Two rounds of Beer Madness should be sufficient to eliminate the weaklings, the wannabes, the beers that made us go “meh.” As our quest to find the best craft brew in America progresses, we should expect our panel of tasters to linger longer over their samples as favorite brews recur and difficult decisions must be made.

That proved to be the case with Round 3, in which six of the eight beers to advance won by a hair’s breadth, 5-4, in blind tastings at the ChurchKey bar.

Sheer happenstance, a passing mood, even the barometric pressure might give one beer the edge over another. “This would be wonderful on a nice, sunny day,” Duff Gillespie said of the hop-centric Victory Prima Pils. “But it’s a rainy, ugly day,” he added, opting for the Flying Dog Raging Bitch and giving that Belgian-style IPA a one-vote edge.

“I might have just eliminated one of my favorites,” lamented executive chef Brian Robinson of Restaurant 3 in choosing the grapefruity Flying Fish Exit 4 American-style tripel over the coriander-and-orange-peel-spiced Southampton Double White. In fact, he did just that, as the Exit 4 likewise triumphed by a single vote.

Twice, Komi sommelier Kathryn Bangs crossed out her first selection, eventually preferring Brewery Ommegang’s Three Philosophers (“maple syrup, honey orange”) over Goose Island Pere Jacques (“funky citrus cheese danish”) and rejecting American strong pale ale RJ Rockers Bell Ringer Ale in favor of Lagunitas Maximus, which the panel chose 7-2. “You’re winning me over, little guy,” she said of the Maximus, with a dash of irony. Measuring 8.2 percent alcohol by volume and containing enough hops to strip the enamel from your teeth (so states the brewery’s Web site), Lagunitas’s double IPA is nobody’s little brother.

Beer Madness tasting glasses. (Astrid Riecken/FOR THE WASHINGTON POST)

Incidentally, no one got the fruit right with Brewery Ommegang’s Three Philosophers, which lost to Pere Jacques, 5-4, in a battle of the abbey ales. “Bitter orange?” guessed contract-brewer Bob Tupper. I detected a “candy apple sweetness.” In fact, Three Philosophers is a blend of a strong dark ale and Lindemans Kriek, a Belgian cherry ale. So much for our learned palates.

There was no mistaking the extra ingredient in Evolution Rise Up Stout, which upended the Oskar Blues Ten Fidy imperial stout, 6-3. “Coffee smell and taste,” wrote Whitney Meagher succinctly of the Rise Up. “Dark, bitter coffee grounds — a rainy day beer,” was Bangs’s assessment. “I recognize this one! I’m so happy it’s here again,” crowed Christina Hoffman.

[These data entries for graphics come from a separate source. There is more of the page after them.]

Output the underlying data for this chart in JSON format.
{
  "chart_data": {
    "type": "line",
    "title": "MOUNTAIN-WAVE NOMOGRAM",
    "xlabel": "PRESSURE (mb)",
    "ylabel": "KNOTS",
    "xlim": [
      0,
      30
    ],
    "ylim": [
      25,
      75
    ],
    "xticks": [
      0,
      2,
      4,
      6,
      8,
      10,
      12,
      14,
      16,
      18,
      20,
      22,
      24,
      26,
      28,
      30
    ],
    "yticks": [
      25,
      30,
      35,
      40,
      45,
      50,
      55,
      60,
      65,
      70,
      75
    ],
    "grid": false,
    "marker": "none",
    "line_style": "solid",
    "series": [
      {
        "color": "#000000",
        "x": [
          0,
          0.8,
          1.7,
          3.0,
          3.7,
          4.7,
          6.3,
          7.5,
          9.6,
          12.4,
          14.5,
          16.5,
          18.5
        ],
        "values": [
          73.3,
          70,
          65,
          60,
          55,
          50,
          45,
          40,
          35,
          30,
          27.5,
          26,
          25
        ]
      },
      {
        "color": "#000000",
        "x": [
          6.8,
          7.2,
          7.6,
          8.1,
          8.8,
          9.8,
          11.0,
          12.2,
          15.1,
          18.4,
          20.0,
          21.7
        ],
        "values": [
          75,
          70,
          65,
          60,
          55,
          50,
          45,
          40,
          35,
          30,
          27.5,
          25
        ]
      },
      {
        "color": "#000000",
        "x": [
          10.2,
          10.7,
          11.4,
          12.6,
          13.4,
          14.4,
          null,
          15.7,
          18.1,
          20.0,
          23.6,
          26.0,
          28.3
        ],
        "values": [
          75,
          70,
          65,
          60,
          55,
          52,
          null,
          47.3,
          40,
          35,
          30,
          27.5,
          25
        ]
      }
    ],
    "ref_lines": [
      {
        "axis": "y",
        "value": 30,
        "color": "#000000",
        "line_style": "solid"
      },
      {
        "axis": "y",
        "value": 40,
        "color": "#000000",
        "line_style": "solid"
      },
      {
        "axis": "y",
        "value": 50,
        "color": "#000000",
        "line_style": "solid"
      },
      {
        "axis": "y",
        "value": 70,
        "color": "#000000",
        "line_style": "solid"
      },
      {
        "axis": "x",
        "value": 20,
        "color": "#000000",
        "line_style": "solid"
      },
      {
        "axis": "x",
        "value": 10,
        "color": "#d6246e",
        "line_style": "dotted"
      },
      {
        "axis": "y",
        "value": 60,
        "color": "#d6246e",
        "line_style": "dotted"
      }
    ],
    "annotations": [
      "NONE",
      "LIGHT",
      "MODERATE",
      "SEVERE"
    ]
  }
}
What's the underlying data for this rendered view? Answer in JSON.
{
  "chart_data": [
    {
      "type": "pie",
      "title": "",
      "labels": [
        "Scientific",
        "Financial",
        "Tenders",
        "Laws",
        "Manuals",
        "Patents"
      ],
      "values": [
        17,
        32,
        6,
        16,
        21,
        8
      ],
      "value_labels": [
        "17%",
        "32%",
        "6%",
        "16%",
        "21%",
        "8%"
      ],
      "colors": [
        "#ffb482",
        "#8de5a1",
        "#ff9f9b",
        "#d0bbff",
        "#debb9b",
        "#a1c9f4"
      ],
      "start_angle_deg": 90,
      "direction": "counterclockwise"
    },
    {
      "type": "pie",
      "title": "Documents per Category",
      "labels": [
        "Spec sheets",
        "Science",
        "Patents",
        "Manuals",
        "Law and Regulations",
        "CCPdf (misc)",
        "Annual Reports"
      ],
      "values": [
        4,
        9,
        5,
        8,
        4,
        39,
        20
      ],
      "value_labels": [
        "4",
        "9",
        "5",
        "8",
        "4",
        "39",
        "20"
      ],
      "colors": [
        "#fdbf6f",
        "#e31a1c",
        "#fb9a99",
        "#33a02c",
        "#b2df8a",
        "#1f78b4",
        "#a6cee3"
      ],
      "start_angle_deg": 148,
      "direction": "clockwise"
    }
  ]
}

However, the Ten Fidy received the most glowing praise of any losing beer in this round. “Perfect dessert beer. I wish I didn’t have to decide,” said Hoffman. “Maple syrup, coffee, firewood, my ideal morning,” commented Bangs. Tupper, who cast a minority vote for the Ten Fidy, praised the “really nice blend of roast and hops.”

Some of the comments were almost apologetic. “Hard to eliminate this one,” wrote Gillespie in rejecting the Williamsburg AleWerks Tavern Ale in favor of the lighter, crisper, fruitier Long Trail Double Bag. “Nice brew, but goodbye!” (The panel agreed, advancing Double Bag by a 5-4 vote.) 

“This was a tough choice. Both are great,” equivocated Justin Garcia, finally picking the Breckenridge Vanilla Porter over Great Lakes Edmund Fitzgerald Porter. (The Vanilla Porter fell, 4-5, but not before eliciting the most colorful descriptor of the round, as Tupper compared its aroma to that of “Fig Newtons.”)

My toughest decision came in choosing between the DuClaw Misery, a barley wine that I found rich, sweet and warming (“almost sugary”), and Samuel Adams Double Bock, with its depth of malt and “raisiny fruitiness.” Hiromi Kowaguchi agreed: “So hard to choose! Both so good!” But she chose the winner, Misery, while I picked the Double Bock, which fell, 5-4, in a losing cause.